German Retailers Hugo Boss, Aldi, and Lidl Accused of Benefiting from Chinese Concentration Camp Labour

SHIHEZI, CHINA - SEPTEMBER 22: (CHINA OUT) A farmer and his son pick cotton in a cotton field on September 22, 2007 in Shihezi of Xinjiang Uygur Autonomous Region, China. About one million farmer workers from surrounding provinces travelled to Xinjiang to pick cotton. Each farmer is expected to make …
China Photos/Getty Images

Five German retailers have been accused of profiting off slave labour in the concentration camp region of Xinjiang by the European Center for Constitutional and Human Rights (ECCHR), claims the businesses deny.

The ECCHR filed a criminal complaint in Germany against the retailers Hugo Boss, Lidl, C&A, Aldi Nord and Aldi Sud, accusing them of benefiting from forced labour from the Muslim Uyghur population in the Xinjiang region of Western China based on publicly available information on the supply chains of the companies.

“The complaint highlights the potential systematic involvement of European companies in alleged state-sponsored forced labour in the [Xinjiang Autonomous Region],” the head of ECCHR’s Business and Human Rights program, Miriam Saage-Maas said per DW.

“It is unacceptable that European governments criticize China on human rights violations, while European companies may be profiting from the exploitation of the Uyghur population.  It is high time that those responsible in the companies are held accountable if suspicions of forced labour are confirmed.”

Saage-Maas said that it is likely that the five companies mentioned are only the tip of the iceberg of a much “wider and more systematic problem, saying: “it’s very likely that there are many more companies sourcing from the region.”

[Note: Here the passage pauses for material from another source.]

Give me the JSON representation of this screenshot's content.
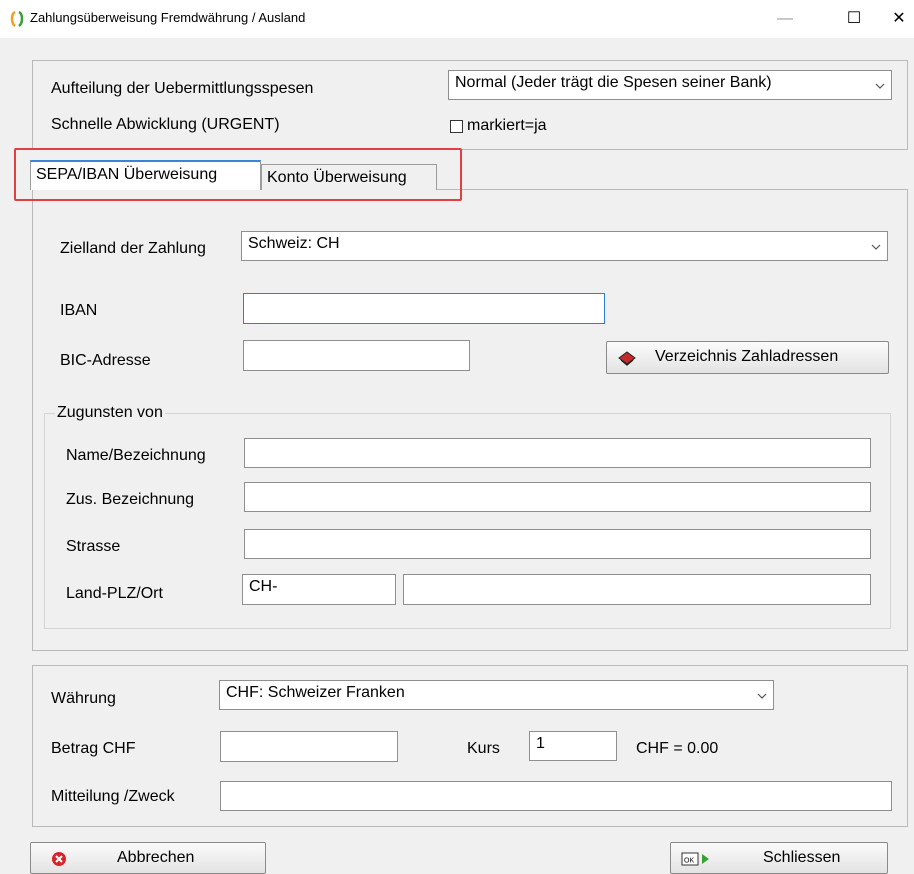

The companies have denied the claims.

In a statement, the ECCHR said “international law experts have qualified the treatment of Uyghurs in the region as amounting to crimes against humanity. Yet, European clothing brands and retailers source or have until recently sourced goods from companies in that region, according to the supplier lists they publish.”

It has been estimated by U.S. intelligence that up to three million Uyghurs, Kazaks, Kyrgyz, and other ethnic minorities have been interned in concentration camps in Xinjiang at the peak. Recent estimates have suggested that around two million are subject still being forced to endure torture, sterilisation, and forced labour within the camps.

The Chinese Communist Party has denied allegations of genocide in Xinjiang and has even attempted to rebrand the forced labour camps as merely “facilitation of employment” facilities.

Despite Beijing’s denials, Western companies such as Adidas, H&M, Nike and Uniqlo have all announced that they would stop purchasing cotton from the region, sparking nationwide boycotts spurred on by the Chinese government.

Germany and specifically Chancellor Angela Merkel were said to be the driving force behind failed efforts to secure a massive trade deal between the European Union and the communist state.

Under Merkel’s leadership, Germany has seen its economic reliance on China increase to the extent that the communist nation became Germany’s top trading partner in 2018.

Germany’s top automotive companies Volkswagen and BMW have both been accused of profiting from the use of slave labour in the Xinjiang region.

The Aldi Group said that the allegations of slave labour were based on their former supplier Turpan Jinpin Knitting, which they claim stopped supplying the supermarket chain with products in 2019. Lidl has said that it has also stopped working with some other firms following investigations.

The fast-fashion company C&A flatly denied purchasing any materials from Xinjiang.

Hugo Boss — which was moved to apologise for its Nazi past in 2011 — also denied the allegations, maintaining that the company’s “values and standards were adhered to in the production of our goods and that there are no violations of the law.”